Oud-gedeputeerde Jaap Hennekeij (VVD) vervulde daarin een hoofdrol. "Het is zo belangrijk goede contacten te hebben in Den Haag", kijkt hij terug. "Ik zat er de helft van de werkweek." Hennekeij was kind aan huis in de Tweede Kamer en bij ministeries. "Ik sprak er zoveel mogelijk mensen, niet alleen van mijn eigen partij, de VVD, maar ook van andere partijen. En ook niet alleen als ik ze nodig had. Gewoon wat bijpraten. Zo bouw je een netwerk op."
In 1991 trad Hennekeij aan als gedeputeerde, in 2003 vertrok hij. Bij zijn komst was de aanleg van een Westerschelde-oeververbinding nog vooral een vrome wens. Twee weken voor zijn afscheid was de officiële opening van de Westerscheldetunnel. Hennekeij is geen snoever. "Ik rij wel met een goed gevoel door die tunnel", bekent hij met een glimlach.
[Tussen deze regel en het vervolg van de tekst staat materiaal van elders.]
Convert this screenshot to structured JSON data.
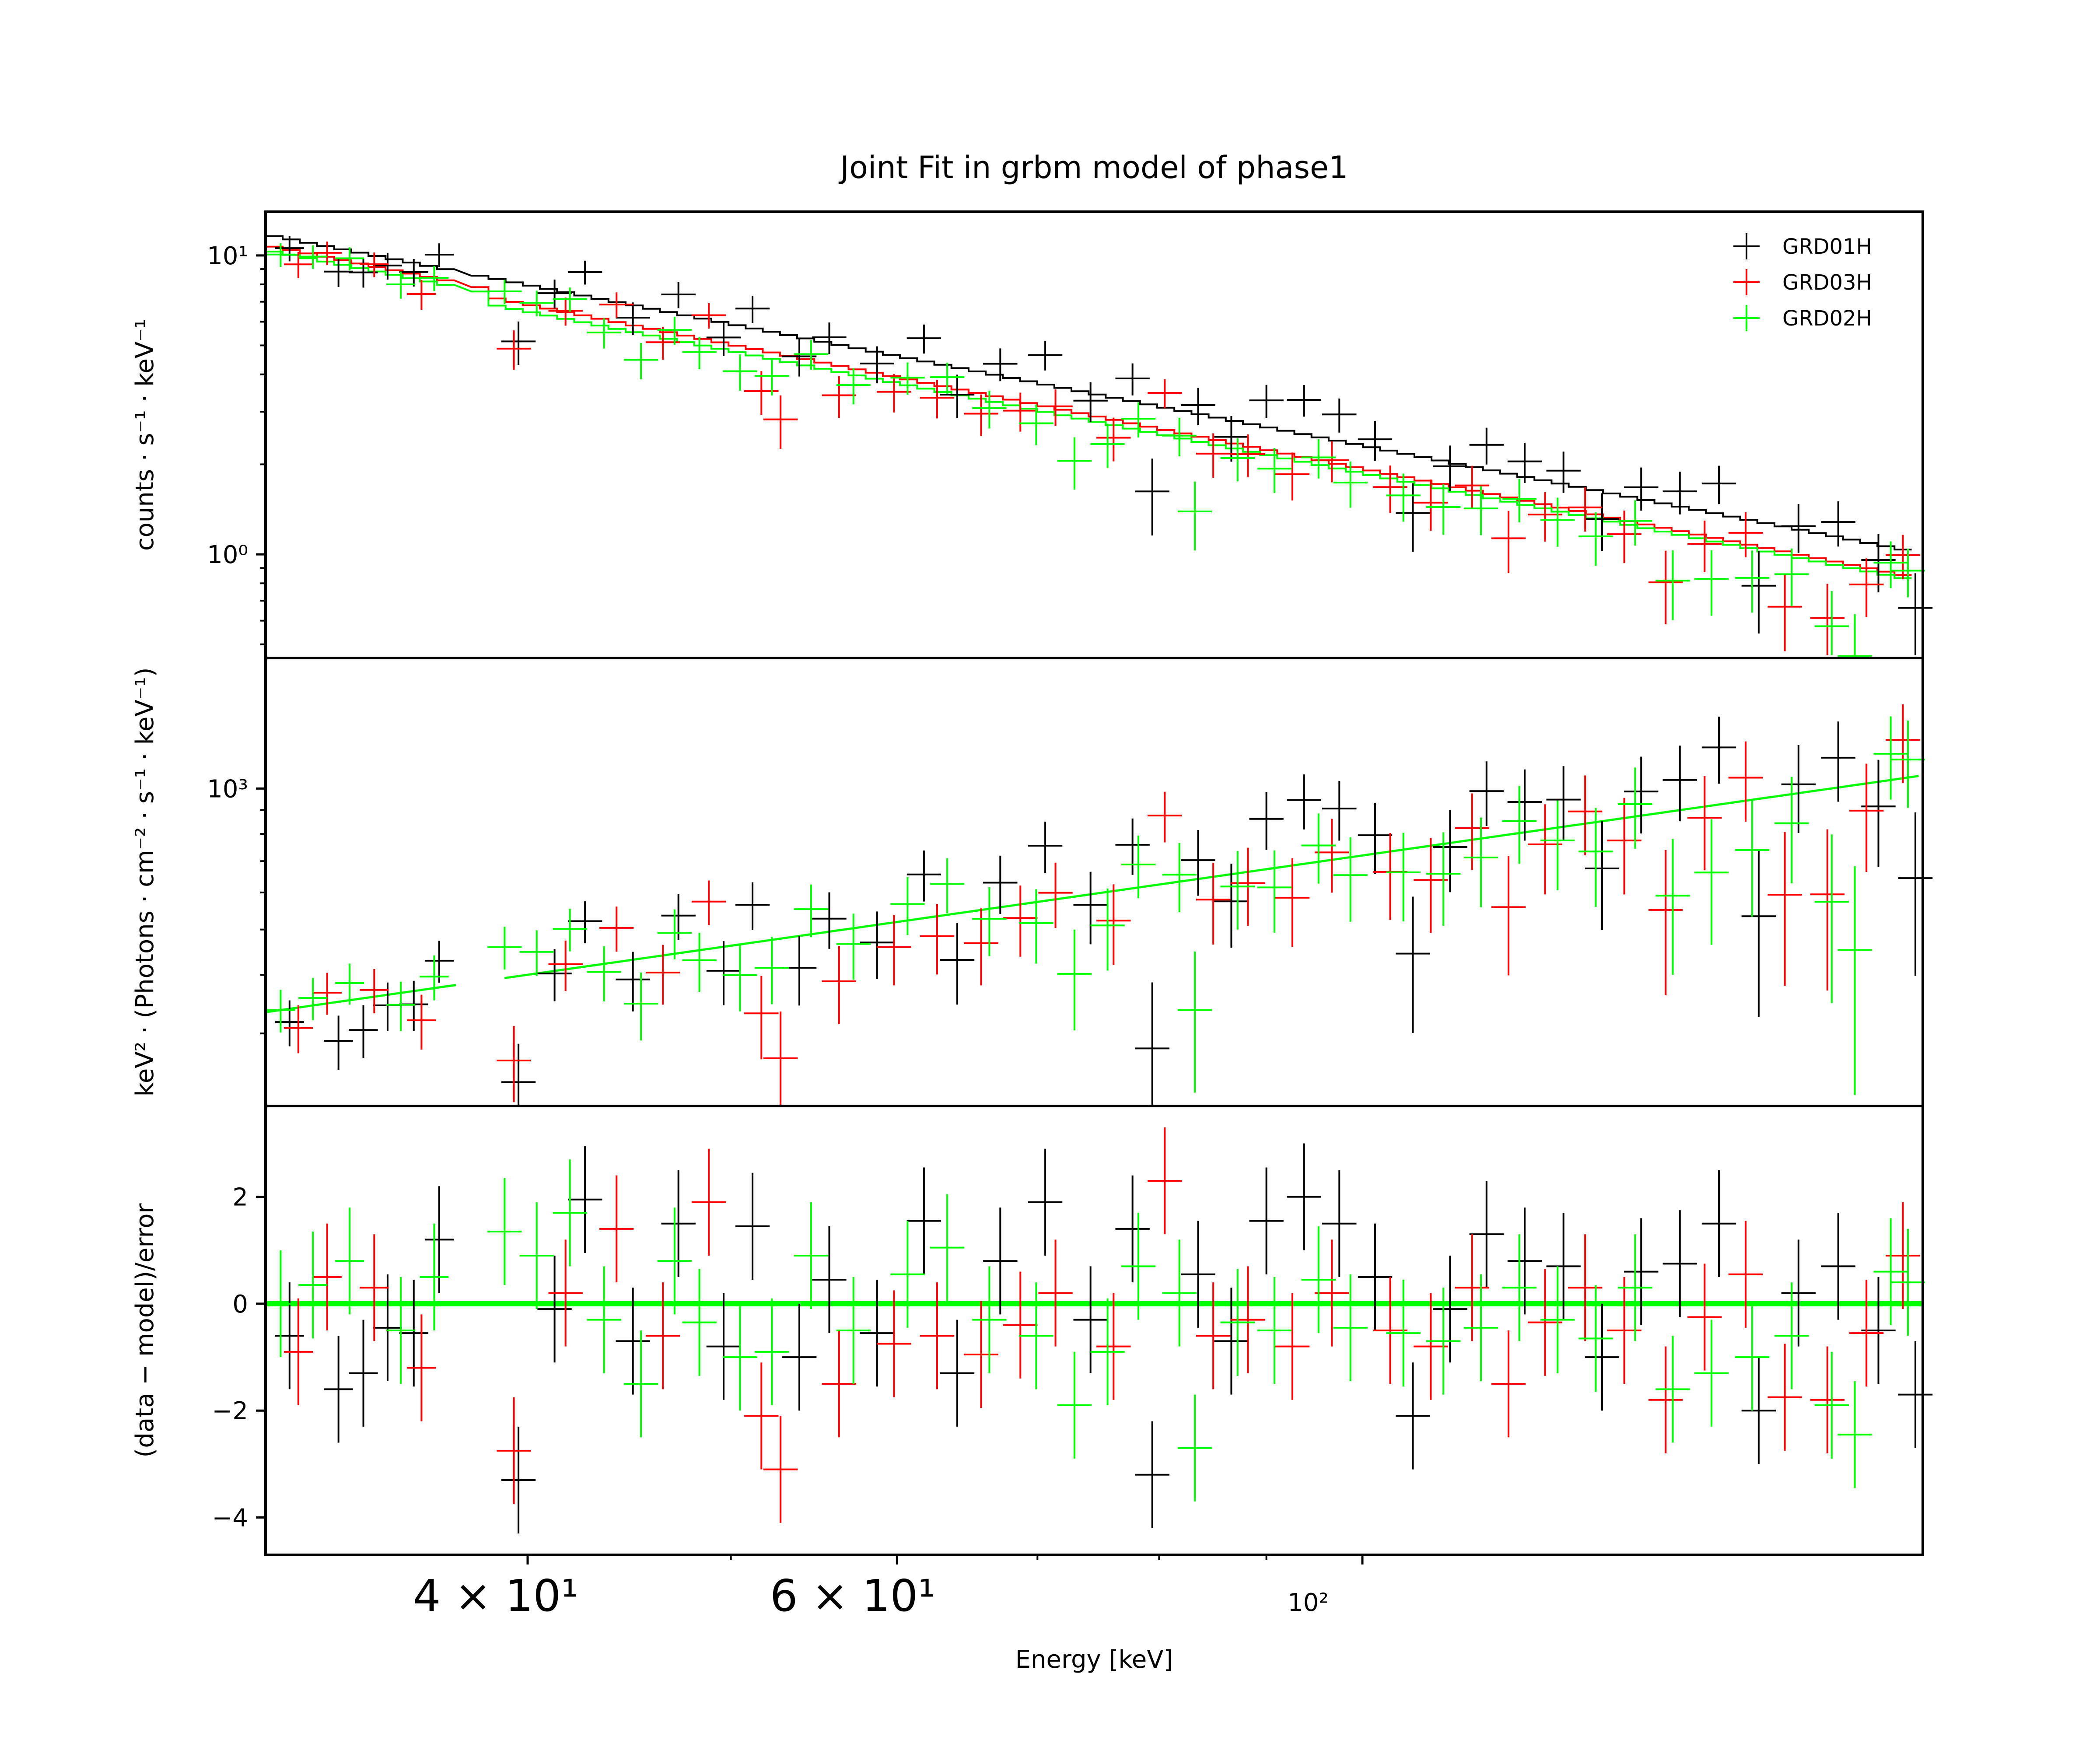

Hennekeij werkte bij Rijkswaterstaat in Middelburg en Den Haag, voordat hij toetrad tot het dagelijks bestuur van de provincie. Hij kende als 'gewoon' Statenlid al het klappen van de zweep. "In het vorige college van Gedeputeerde Staten zaten de PSD, de veerdiensten over de Westerschelde, en de Westerscheldetunnel bij twee verschillende gedeputeerden, Jan de Voogd en Ron Barbé. Dat gaf strijd. Het eerste wat we hebben gedaan, is die twee portefeuilles bij één gedeputeerde onderbrengen." Bij Hennekeij dus.
Veel voorwerk was al gedaan door zijn voorganger. Het kwam er nu op aan de handen in Den Haag op elkaar te krijgen. Hennekeij had al zo zijn contacten in het Haagse, het Zeeuwse Eerste Kamerlid David Luteijn (een lobbyist pur sang) en Tweede Kamerlid Jan te Veldhuis uit Middelburg. Allebei ook van de VVD. "Zij hadden een netwerk en hebben dat voor mij toegankelijk gemaakt. Als provincie hadden we ook geregeld overleg met Zeeuwse Kamerleden, met Te Veldhuis, Huib Eversdijk (CDA) en John Lilipaly (PvdA). Wij hielpen Kamervragen te stellen om aandacht te krijgen en vast te houden."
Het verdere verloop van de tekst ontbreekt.